D’un geste du bras, toujours, il lui indiqua qu’ils pouvaient se mettre en marche. La conversation démarra presque immédiatement – elle suspecta que c’était pour la mettre à l’aise – avec quelques questions banales telles que son âge et la raison de son séjour : rien de déplacé ou de bien personnel en soi donc, et tout dans l’intonation de la voix de Ki-Moon et dans son attitude désinvolte montrait qu’elle était libre de ne pas répondre. Elle prit soin d’expliquer ses intentions professionnelles mais évita de préciser le nombre de ses printemps.
Pourquoi ? Elle l’ignorait.
Il ne sembla pas vouloir insister non plus au début, mais réitéra sa demande quand l’enseigne lumineuse du magasin fut en vue, lui précisant le sien comme pour l’inciter à répondre, ce qu’elle fit juste avant de franchir la porte du commerce.
Elle préféra ne pas se retourner pour voir son expression.
Elle acheta le strict nécessaire, et surtout ce qu’elle put distinguer assez facilement d’après les emballages, pour un snack d’avant coucher et pouvoir petit-déjeuner le lendemain matin, mais préféra attendre de revenir le jour suivant, à tête reposée et avec une liste, pour l’ensemble des choses qui lui seraient nécessaires. Quand elle passa à la caisse, elle remarqua qu’il était déjà ressorti, les mains vides.
Le chemin du retour fut bien moins bavard et parut plus court que l’aller où ils avaient pris un plaisir inconscient à marcher plus lentement : il aurait vingt cinq ans avant Noël, âge international3, elle en avait trente-sept depuis six mois déjà. Elle le remercia mais les salutations furent brèves et un peu froides à son goût, se dit-elle en le regardant s’éloigner dans la rue tranquille. Il était grand temps qu’elle monte se coucher.
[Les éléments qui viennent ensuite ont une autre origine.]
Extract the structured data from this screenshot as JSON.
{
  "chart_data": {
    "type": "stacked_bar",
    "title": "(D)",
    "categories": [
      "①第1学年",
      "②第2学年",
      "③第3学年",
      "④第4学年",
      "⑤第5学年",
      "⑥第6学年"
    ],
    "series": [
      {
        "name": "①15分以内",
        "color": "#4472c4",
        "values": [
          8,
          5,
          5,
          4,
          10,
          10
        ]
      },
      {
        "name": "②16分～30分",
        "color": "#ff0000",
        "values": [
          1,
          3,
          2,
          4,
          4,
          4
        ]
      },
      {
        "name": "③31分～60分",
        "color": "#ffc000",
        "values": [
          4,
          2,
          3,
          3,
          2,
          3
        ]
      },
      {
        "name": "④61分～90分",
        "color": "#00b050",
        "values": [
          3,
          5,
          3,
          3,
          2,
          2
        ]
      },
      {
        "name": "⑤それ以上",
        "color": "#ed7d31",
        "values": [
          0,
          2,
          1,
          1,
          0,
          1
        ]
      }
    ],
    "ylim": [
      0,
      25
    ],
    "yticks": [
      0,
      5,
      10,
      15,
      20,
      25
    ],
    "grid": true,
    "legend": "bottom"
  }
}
Le weekend passa assez vite : Etta s’était levée tard dans la matinée le samedi, s’était étalée comme jamais en organisant ses effets personnels dans sa nouvelle vie temporaire et n’avait eu à faire que quelques pas dans le quartier – après ses courses vitales – pour trouver un stand de burgers. Pour le dépaysement, elle aurait pu faire mieux mais bon… Il lui restait des choses à faire au studio alors autant faire vite et simple.
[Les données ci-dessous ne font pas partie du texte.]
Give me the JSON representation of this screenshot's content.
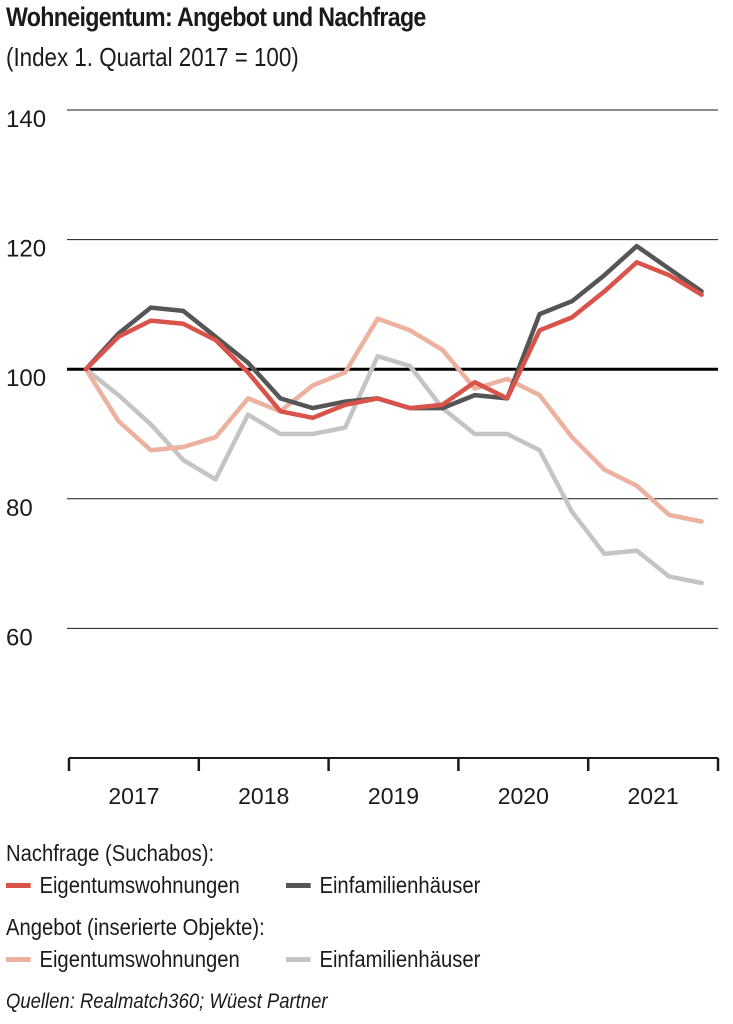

Elle fit un effort le lendemain avec un restaurant de poulet épicé cuit au chaudron où elle se promit de retourner rapidement, avec quelqu’un si possible vu la quantité de nourriture servie et sa volonté de ne pas gâcher un plat prévu pour plusieurs, et poussa le vice jusqu’à aller se délasser les pieds à la plage. Elle n’avait pas vraiment anticipé la distance à parcourir ni la foule qui y serait présente en ce dimanche un peu frais mais ensoleillé mais l’ambiance et l’odeur de la mer lui mirent du baume au coeur autant qu’elles la détendirent. Elle se sentait pleine de courage pour sa première semaine de travail.
Les jours passèrent, et bientôt ses deux premières semaines furent révolues. À part les premiers tâtonnements et une ou deux déconvenues dans les transports en commun, quand elle s’était trompée de sens, le bilan était plus que positif.
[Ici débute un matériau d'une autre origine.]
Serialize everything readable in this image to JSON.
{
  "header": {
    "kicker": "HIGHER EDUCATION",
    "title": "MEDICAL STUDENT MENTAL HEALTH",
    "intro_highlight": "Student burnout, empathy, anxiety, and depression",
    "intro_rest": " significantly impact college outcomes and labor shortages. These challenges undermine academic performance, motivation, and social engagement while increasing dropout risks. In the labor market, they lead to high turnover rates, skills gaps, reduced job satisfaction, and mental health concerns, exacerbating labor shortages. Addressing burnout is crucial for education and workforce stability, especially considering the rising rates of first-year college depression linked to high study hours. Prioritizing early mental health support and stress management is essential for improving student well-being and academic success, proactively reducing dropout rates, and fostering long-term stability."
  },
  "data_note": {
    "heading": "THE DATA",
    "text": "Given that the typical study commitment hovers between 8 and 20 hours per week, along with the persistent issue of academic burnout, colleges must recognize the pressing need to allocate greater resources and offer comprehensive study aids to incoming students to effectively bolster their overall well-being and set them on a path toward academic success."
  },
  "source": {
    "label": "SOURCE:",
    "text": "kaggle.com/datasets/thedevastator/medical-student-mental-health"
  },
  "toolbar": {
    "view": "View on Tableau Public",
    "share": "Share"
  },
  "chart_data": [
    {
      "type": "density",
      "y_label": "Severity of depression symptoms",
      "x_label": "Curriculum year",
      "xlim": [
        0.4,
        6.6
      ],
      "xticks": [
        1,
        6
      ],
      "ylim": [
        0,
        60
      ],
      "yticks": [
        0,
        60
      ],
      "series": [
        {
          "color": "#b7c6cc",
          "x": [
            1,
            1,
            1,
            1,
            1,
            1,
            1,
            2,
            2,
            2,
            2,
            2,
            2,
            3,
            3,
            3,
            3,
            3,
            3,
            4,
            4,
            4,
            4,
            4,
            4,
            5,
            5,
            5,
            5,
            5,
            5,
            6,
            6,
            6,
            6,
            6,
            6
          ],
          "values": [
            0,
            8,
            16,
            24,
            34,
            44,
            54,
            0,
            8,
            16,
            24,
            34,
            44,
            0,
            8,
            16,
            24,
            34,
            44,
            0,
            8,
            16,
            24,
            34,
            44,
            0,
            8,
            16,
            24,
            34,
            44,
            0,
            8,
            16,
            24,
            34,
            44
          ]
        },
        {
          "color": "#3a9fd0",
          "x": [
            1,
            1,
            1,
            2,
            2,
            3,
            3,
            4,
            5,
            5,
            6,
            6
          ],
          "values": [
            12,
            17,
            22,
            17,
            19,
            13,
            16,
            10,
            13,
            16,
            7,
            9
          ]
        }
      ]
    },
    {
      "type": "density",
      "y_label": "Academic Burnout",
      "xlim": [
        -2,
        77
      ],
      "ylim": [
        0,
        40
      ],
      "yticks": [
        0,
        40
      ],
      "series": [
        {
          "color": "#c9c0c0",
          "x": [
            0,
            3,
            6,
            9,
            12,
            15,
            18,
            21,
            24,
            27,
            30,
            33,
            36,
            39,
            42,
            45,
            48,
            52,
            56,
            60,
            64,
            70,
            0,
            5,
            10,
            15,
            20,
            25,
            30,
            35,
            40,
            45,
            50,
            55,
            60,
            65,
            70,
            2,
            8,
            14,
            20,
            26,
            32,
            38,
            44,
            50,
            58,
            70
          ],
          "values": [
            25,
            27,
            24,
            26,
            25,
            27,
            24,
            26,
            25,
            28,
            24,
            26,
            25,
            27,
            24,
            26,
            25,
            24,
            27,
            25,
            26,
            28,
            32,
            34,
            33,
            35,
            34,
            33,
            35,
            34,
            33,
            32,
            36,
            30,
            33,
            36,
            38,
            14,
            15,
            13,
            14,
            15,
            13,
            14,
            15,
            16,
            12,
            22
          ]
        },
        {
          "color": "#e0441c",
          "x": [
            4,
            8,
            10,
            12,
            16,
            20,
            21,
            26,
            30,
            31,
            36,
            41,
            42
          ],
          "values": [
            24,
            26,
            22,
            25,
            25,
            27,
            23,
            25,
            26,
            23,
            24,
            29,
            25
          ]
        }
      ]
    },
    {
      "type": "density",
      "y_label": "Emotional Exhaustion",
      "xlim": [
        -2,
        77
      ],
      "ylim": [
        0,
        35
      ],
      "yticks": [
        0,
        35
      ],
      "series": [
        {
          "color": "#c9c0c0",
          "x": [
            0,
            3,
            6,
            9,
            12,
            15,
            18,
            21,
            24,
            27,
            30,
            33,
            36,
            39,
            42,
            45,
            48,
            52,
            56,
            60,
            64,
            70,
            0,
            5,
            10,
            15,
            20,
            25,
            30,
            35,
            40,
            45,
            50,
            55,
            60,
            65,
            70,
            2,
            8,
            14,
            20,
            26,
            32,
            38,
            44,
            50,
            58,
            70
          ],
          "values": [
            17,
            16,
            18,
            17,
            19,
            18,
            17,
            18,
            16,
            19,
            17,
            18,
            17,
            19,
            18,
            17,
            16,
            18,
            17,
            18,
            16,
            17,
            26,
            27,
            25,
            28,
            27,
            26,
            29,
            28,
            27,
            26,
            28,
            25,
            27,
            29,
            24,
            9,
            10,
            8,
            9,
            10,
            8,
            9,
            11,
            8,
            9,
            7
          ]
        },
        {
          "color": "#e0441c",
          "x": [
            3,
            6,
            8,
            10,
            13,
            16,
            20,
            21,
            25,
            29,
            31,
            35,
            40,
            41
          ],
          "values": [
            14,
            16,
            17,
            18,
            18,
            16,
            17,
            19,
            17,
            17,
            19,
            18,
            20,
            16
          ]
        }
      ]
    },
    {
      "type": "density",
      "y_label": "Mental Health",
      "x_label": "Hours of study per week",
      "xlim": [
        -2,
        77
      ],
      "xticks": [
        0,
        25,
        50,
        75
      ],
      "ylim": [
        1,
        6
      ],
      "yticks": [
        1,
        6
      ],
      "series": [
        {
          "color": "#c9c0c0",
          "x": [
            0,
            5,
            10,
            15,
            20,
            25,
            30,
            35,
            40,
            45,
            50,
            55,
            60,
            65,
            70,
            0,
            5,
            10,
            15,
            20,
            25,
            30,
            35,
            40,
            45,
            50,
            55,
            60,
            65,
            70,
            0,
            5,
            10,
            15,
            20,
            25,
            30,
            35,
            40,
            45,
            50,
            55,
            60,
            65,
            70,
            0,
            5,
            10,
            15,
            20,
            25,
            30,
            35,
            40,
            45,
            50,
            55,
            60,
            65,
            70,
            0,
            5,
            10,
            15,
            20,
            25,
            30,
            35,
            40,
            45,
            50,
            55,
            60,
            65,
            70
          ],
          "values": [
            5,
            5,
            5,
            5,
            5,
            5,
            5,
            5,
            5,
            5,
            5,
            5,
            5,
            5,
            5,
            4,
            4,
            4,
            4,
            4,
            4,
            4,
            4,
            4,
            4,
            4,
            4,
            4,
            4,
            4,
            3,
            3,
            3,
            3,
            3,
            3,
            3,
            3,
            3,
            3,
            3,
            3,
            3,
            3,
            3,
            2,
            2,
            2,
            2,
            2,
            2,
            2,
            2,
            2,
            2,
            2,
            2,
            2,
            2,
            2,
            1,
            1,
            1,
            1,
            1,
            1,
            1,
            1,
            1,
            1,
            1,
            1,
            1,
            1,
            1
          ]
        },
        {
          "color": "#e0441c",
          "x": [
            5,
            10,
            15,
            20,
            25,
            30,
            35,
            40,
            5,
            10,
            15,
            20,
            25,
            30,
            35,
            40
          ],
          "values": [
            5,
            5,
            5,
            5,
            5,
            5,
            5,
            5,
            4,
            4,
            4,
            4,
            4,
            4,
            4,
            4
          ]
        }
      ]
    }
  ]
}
Beom-Seok avait tenu sa promesse et s’était littéralement réincarné en une ombre la suivant partout où elle allait pour l’épauler quand nécessaire, l’équipe mixte qu’elle devait encadrer était travailleuse et agréable, et elle avait même réussi à se trouver un point de chute post-bureau : son collègue connaissait une adresse en ville tenue par un couple Franco-Coréen, l’y avait emmenée pour un verre bien mérité de fin de journée et l’endroit était vite devenu un des bars préférés de la jeune femme pour décompresser.